CORRIDA DE EXPECTACIÓN... CORRIDA DE DECEPCIÓN


La corrida del año, la corrida social en la que todo el mundo del toro quería estar presente, en la que algunos removieron cielo y tierra para conseguir entradas y en la que no cabía ni un alfiler, resultó ser un auténtico fracaso, que le quitan la afición a cualquiera. Influyó todo... pero 'se llevaron la palma' los Cuvillos, desrazados y sin clase.
La corrida iba avanzando y a la vez el aburrimiento... impensable en un mano a mano entre José Tomás, estático, asustando al miedo y desafiando al dolor y Morante de la Puebla, inimitable, artista y barroco por naturaleza. El lote de Tomás fue malo y poco pudo hacer, aunque son destacables sus quites por chicuelinas y con el capote a la espalda, una tanda de estatuarios sin mover una zapatilla y el lado oscuro de la fiesta, una cornada en el gluteo derecho de dos trayectorias y un puntazo en la axila que le impedirá ir a Gijón, eso sí... sin abandonar el ruedo hasta que Morante no terminó con el infumable sexto.
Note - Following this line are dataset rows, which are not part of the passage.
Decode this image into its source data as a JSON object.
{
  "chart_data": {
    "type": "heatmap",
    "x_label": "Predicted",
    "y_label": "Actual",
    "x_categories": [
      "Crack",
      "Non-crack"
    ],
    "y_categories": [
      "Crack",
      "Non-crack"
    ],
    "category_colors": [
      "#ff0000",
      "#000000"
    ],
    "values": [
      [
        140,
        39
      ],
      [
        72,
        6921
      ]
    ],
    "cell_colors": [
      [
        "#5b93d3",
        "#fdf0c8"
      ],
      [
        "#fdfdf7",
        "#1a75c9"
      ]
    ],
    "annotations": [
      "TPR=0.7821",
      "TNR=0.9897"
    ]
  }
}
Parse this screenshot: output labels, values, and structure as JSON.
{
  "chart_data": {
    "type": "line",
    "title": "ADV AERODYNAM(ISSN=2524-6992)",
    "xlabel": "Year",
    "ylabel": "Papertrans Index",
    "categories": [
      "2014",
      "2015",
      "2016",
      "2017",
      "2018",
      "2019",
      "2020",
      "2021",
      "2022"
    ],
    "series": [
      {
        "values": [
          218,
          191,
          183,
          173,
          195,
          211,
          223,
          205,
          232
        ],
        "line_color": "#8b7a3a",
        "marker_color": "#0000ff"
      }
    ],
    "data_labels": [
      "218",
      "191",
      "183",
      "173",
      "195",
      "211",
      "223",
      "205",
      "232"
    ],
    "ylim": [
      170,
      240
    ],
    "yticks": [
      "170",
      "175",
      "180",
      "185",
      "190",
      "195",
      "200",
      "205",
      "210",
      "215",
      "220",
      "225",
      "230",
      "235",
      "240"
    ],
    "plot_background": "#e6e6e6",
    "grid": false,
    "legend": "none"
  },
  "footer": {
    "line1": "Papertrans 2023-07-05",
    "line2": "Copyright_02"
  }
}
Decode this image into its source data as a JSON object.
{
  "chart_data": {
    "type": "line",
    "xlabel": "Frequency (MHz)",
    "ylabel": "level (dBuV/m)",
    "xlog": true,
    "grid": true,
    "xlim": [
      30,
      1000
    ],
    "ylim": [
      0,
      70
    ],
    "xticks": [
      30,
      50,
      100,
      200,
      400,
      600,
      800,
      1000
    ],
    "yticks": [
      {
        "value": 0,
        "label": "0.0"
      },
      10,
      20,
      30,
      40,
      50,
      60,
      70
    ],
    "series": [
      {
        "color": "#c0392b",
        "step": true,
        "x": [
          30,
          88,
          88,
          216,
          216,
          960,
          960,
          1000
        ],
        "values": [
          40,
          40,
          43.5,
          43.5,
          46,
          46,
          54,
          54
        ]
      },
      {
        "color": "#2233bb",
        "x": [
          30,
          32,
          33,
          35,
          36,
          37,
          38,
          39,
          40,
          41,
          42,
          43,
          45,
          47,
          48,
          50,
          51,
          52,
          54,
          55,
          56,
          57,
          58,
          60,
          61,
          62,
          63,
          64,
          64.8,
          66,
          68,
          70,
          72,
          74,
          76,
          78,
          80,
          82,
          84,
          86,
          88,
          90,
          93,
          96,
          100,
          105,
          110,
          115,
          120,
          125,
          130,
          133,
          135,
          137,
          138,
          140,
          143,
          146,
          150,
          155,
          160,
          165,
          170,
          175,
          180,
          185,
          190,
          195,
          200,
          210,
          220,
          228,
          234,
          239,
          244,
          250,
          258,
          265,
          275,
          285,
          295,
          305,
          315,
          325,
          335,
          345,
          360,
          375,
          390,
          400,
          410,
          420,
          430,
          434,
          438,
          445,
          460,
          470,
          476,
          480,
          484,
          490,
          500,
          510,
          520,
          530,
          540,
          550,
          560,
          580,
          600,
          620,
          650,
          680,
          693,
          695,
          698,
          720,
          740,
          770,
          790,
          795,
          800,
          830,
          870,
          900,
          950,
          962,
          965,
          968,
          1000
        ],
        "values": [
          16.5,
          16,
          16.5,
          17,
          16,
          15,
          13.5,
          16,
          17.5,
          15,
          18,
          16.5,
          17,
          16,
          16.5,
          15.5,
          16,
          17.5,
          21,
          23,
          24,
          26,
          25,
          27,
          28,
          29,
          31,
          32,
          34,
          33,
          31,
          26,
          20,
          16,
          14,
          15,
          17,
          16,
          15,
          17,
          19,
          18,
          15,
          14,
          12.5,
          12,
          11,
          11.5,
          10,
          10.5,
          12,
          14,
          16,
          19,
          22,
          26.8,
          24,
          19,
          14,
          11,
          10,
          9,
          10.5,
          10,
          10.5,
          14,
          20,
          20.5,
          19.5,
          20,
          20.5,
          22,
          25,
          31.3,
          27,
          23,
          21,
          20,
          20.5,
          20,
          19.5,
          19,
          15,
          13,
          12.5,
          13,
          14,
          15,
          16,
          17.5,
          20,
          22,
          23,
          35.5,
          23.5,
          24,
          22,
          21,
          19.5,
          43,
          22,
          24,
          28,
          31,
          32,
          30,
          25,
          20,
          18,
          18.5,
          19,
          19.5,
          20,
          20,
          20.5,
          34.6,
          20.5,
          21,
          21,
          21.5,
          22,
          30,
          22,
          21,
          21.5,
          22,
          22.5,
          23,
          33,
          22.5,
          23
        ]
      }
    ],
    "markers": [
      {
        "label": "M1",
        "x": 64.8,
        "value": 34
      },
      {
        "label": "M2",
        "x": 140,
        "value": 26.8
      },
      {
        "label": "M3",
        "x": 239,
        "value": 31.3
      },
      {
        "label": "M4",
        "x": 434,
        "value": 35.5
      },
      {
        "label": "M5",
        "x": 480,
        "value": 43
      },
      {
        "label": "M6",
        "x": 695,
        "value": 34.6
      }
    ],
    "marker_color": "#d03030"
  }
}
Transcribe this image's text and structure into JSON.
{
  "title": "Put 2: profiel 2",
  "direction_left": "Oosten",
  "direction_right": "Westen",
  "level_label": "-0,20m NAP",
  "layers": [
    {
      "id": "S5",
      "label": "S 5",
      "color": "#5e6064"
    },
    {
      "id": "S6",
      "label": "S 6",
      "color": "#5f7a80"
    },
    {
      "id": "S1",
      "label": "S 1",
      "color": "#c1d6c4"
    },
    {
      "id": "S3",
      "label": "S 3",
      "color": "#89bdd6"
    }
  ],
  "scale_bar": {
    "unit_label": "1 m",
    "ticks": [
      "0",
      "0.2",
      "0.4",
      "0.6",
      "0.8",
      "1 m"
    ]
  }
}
Por su parte el de la Puebla, que tuvo que ser asistido aquejado de problemas respiratorios y falta de oxígeno, estuvo voluntarioso, nos dejó en la retina los momentos más importantes y bonitos de la tarde, muy quebrado, gustándose (lo que le dejaban), meciéndose y metiendo los riñones en cada pase, como él sólo sabe.
El resultado fue el siguiente:
Se lidiaron seis toros de Núñez del Cuvillo, justos de presencia y de pobre y distinto juego, deslucidos, sin raza y sin clase. El peor el quinto y el más manejable el cuarto.

. José Tomás: saludos, silencio tras aviso y saludos.
. Morante de la Puebla: saludos, saludos tras aviso y silencio.
Una tarde que pasará a la historia por el cartel, no por lo sucedido. Caras de decepción tanto de los toreros como del respetable, la del ganadero no la vi. En fin, una tarde en la que no se le puede quitar la razón al genio de Gallito de "Quien no ha visto toros en el Puerto, no sabe lo que es un día de toros", porque el ambiente era el que la ocasión requería... pero fallaron los toros, lo que demuestra una vez más que son los protagonistas, los que marcan la tarde y los que le dan verdaderamente el sitio que le corresponde al que se pone delante.